Skybox Security released new findings from the largest cybersecurity benchmarking study of global executives. The research reveals that traditional security approaches that rely on reactive, detect-and-respond measures and tedious manual processes can’t keep pace with the volume, variety, and velocity of current threats. As a result, 27% of all executives and 40% of chief security officers (CSOs) say their organizations are not well prepared for today’s rapidly shifting threat landscape.
A tipping point
On average, organizations experienced 15% more cybersecurity incidents in 2021 than in 2020. In addition, “material breaches”— defined as “those generating a large loss, compromising many records, or having a significant impact on business operations” — jumped 24.5%.
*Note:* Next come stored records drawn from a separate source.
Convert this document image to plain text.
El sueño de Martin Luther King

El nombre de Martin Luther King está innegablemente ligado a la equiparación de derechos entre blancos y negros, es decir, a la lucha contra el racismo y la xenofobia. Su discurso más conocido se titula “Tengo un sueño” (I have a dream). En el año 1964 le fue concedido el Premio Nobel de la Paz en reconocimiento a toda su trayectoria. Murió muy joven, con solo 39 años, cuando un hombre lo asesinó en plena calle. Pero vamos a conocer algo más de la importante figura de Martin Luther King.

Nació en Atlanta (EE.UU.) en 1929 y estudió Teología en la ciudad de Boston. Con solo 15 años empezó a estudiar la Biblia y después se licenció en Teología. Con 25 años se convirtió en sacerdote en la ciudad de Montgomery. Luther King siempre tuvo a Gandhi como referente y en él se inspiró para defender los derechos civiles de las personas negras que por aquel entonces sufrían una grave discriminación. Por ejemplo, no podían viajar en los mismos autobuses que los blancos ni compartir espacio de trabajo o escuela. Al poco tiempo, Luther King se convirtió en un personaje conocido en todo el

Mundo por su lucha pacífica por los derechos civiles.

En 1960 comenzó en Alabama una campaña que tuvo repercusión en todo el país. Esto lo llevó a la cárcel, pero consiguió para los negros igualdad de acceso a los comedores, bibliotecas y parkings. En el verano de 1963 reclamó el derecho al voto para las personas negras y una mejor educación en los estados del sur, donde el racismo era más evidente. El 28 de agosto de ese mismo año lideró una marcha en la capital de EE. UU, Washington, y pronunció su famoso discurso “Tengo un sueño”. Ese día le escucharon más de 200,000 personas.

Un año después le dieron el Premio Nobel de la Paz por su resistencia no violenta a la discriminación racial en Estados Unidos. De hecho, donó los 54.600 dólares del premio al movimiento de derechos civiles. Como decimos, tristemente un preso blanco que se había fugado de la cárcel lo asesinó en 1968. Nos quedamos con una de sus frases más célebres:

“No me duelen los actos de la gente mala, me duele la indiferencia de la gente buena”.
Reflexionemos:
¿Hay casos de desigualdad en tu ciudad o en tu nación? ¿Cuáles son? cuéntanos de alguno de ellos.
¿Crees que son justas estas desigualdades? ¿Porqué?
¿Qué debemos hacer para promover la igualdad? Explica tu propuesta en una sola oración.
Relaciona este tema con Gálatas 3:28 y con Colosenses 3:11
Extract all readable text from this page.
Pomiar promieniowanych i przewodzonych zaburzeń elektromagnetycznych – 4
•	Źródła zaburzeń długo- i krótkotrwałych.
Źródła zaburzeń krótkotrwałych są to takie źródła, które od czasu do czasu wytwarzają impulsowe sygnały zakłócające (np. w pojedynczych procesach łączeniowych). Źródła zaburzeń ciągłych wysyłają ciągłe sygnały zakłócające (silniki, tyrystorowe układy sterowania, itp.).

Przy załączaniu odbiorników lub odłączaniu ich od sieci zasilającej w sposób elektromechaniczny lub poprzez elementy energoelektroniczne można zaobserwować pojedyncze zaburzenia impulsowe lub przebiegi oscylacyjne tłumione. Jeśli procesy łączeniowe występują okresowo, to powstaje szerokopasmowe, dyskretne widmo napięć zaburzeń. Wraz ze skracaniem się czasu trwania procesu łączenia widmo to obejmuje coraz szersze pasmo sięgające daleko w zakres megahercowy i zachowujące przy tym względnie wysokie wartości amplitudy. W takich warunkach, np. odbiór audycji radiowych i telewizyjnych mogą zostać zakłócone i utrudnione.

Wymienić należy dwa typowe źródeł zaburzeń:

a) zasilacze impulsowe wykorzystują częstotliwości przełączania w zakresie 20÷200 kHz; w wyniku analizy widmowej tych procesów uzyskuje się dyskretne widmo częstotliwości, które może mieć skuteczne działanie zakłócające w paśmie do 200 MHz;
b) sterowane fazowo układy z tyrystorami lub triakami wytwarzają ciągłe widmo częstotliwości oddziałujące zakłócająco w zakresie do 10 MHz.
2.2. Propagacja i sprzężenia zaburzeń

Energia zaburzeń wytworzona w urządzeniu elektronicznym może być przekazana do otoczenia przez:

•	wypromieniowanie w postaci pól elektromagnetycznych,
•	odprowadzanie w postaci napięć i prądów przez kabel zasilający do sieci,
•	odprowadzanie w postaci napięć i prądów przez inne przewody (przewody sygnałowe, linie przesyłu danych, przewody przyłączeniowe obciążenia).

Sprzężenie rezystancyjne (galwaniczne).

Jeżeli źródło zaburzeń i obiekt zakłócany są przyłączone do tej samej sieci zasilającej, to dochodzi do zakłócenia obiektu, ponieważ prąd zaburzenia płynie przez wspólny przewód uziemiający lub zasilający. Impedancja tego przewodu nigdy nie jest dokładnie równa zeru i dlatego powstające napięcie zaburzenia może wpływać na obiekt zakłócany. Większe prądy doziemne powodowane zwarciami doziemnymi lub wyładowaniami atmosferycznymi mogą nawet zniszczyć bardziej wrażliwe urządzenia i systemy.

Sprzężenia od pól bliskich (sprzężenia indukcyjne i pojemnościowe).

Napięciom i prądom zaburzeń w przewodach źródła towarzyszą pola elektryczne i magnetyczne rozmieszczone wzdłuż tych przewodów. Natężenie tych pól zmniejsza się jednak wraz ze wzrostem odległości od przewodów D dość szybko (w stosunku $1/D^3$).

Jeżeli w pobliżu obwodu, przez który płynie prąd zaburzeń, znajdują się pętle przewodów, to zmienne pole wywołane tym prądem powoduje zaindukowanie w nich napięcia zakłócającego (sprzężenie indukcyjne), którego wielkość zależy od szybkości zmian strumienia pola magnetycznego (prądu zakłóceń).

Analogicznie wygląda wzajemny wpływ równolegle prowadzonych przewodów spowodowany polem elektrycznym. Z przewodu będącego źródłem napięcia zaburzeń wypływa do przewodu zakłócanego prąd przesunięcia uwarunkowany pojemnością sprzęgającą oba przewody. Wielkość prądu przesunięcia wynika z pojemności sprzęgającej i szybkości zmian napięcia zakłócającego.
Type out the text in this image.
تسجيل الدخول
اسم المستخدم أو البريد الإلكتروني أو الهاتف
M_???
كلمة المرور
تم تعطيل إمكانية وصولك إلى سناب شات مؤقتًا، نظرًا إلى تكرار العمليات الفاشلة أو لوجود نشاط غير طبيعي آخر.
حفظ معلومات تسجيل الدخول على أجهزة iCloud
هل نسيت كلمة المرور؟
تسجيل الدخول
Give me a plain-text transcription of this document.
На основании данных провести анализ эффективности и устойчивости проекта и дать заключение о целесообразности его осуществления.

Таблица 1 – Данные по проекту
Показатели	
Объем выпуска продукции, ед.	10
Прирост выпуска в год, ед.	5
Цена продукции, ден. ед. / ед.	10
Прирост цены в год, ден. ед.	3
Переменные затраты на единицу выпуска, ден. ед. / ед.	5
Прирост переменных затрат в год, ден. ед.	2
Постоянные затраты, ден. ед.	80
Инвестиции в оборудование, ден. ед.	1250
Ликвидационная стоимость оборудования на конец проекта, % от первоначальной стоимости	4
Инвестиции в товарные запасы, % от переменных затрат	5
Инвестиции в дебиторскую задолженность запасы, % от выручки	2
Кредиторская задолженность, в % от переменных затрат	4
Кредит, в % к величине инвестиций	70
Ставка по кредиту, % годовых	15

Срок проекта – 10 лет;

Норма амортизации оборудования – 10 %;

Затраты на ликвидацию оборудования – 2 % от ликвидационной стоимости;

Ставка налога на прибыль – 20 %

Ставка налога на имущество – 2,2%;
The top four causes of the most significant breaches reported by the affected organizations were:
- Human error
- Poor maintenance/lack of cyber hygiene
- Unknown assets
“What’s notable about this list is that all of these conditions result from mistakes or manual processes inside organizations — which means they are all in principle avoidable,” said Ran Abramson, threat intelligence analyst, Skybox Research Lab. “The clear implication is that, however pernicious external threats have become, cybersecurity teams still have the power to repel them. And that’s the good news: With the right practices and tools – including automation to maximize efficiency and get the most out of limited staff – breaches can be prevented.”
Risk-based approach prevents breaches
The study surveyed executives and analyzed the cybersecurity investments, practices, and performance of 1,200 companies and public-sector organizations in 16 countries and a wide range of industries. It’s the largest cybersecurity benchmarking study with C-level decision-makers ever undertaken. The research findings uncover that conventional cybersecurity approaches are falling short, and organizations that shift to modern, risk-based strategies are more successful in preventing breaches.